The missile landed in a street between the school and the camp, damaging both. Nineteen people were injured, including a teacher who is in a critical condition.
First responders had feared a higher death toll because the missile struck a densely populated area where dozens of students are usually in their classrooms.
Sarmin lies to the east of Idlib city and has recently become a sanctuary for displaced people fleeing a campaign of aerial bombing and ground attacks launched by Assad militias. More than 235,000 civilians have left their homes in the past few weeks, the UN has said.
The missile appeared to have dispersed cluster bombs, survivors said. Abu Omar runs an internet cafe 20 metres from the school gate and was turning his generators on when he heard the first explosion and dropped to the ground instinctively.
He lived in besieged areas of Homs city, so is familiar with the sound of different bombs, he said. “After the first sound, I started hearing multiple consecutive explosions, therefore I recognised we were targeted with cluster bombs. I got a fragment in my left leg while the cluster bombs were still exploding so I crawled inside my cafe until the explosions stopped,” he said.
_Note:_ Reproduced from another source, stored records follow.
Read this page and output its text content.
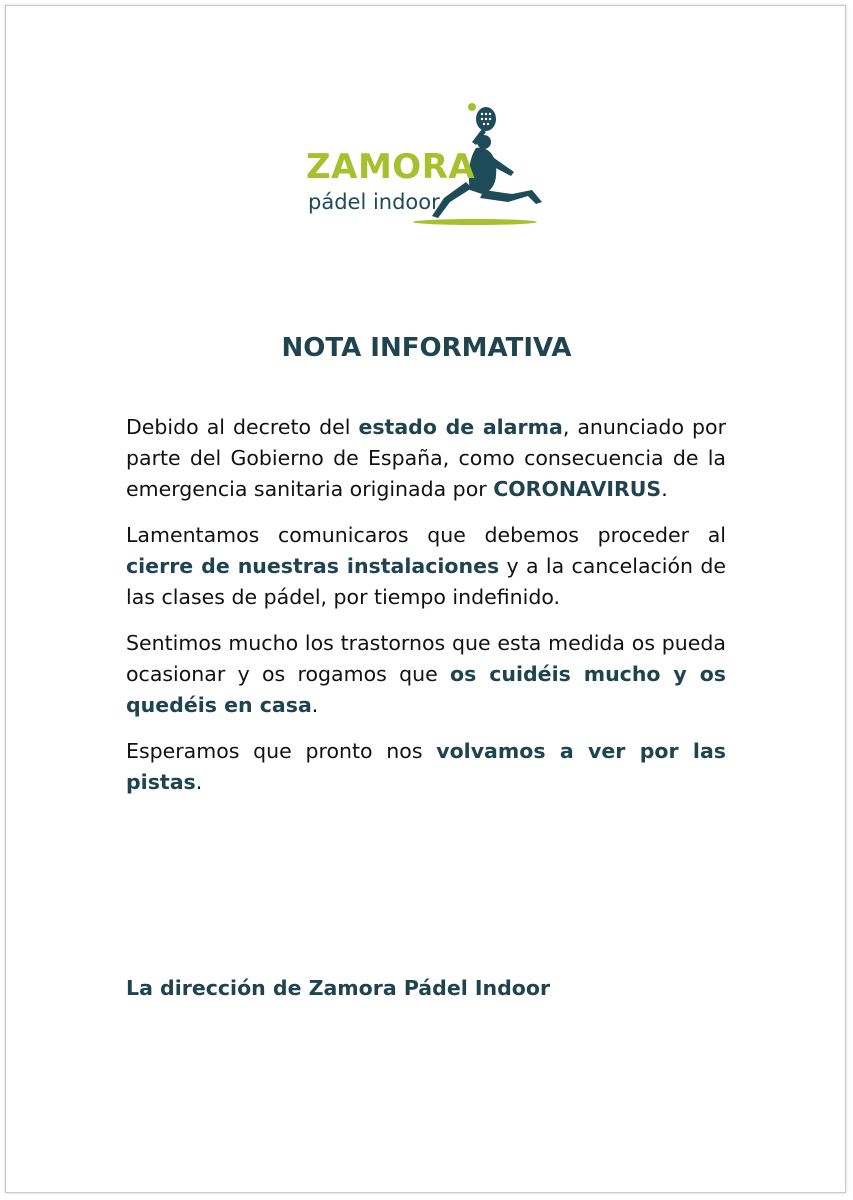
ZAMORA
pádel indoor
NOTA INFORMATIVA

Debido al decreto del estado de alarma, anunciado por parte del Gobierno de España, como consecuencia de la emergencia sanitaria originada por CORONAVIRUS.

Lamentamos comunicaros que debemos proceder al cierre de nuestras instalaciones y a la cancelación de las clases de pádel, por tiempo indefinido.

Sentimos mucho los trastornos que esta medida os pueda ocasionar y os rogamos que os cuidéis mucho y os quedéis en casa.

Esperamos que pronto nos volvamos a ver por las pistas.

La dirección de Zamora Pádel Indoor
Naji Al Mustafa, the spokesperson of the National Front for Liberation (NLF) militia said missile fragments recovered from the site suggested it was a Russian-made Tochka surface-to-surface missile with a range of between 70 and 90 kilometres. “This missile is a container of cluster bombs which opens before it reaches its target, so the bombs fall to cover an area of about 100 square metres,” he said.
The Tochka missile has been used to hit residential areas before, he said, including the bombing of a displacement camp and hospital in November in which at least 22 people were killed.
Attacks on schools are also a hazard for civilians in the area. Local monitoring groups say 27 in opposition held areas were hit in December, as well as dozens of hospitals and medical facilities over the year.
Aid agencies have repeatedly warned that attacking Idlib puts the lives of 3 million civilians in danger and could trigger the worst humanitarian disaster of a war that has lasted nearly a decade.
Originally home to about a million people, the province’s population has been swollen with civilians displaced by fighting elsewhere in the country.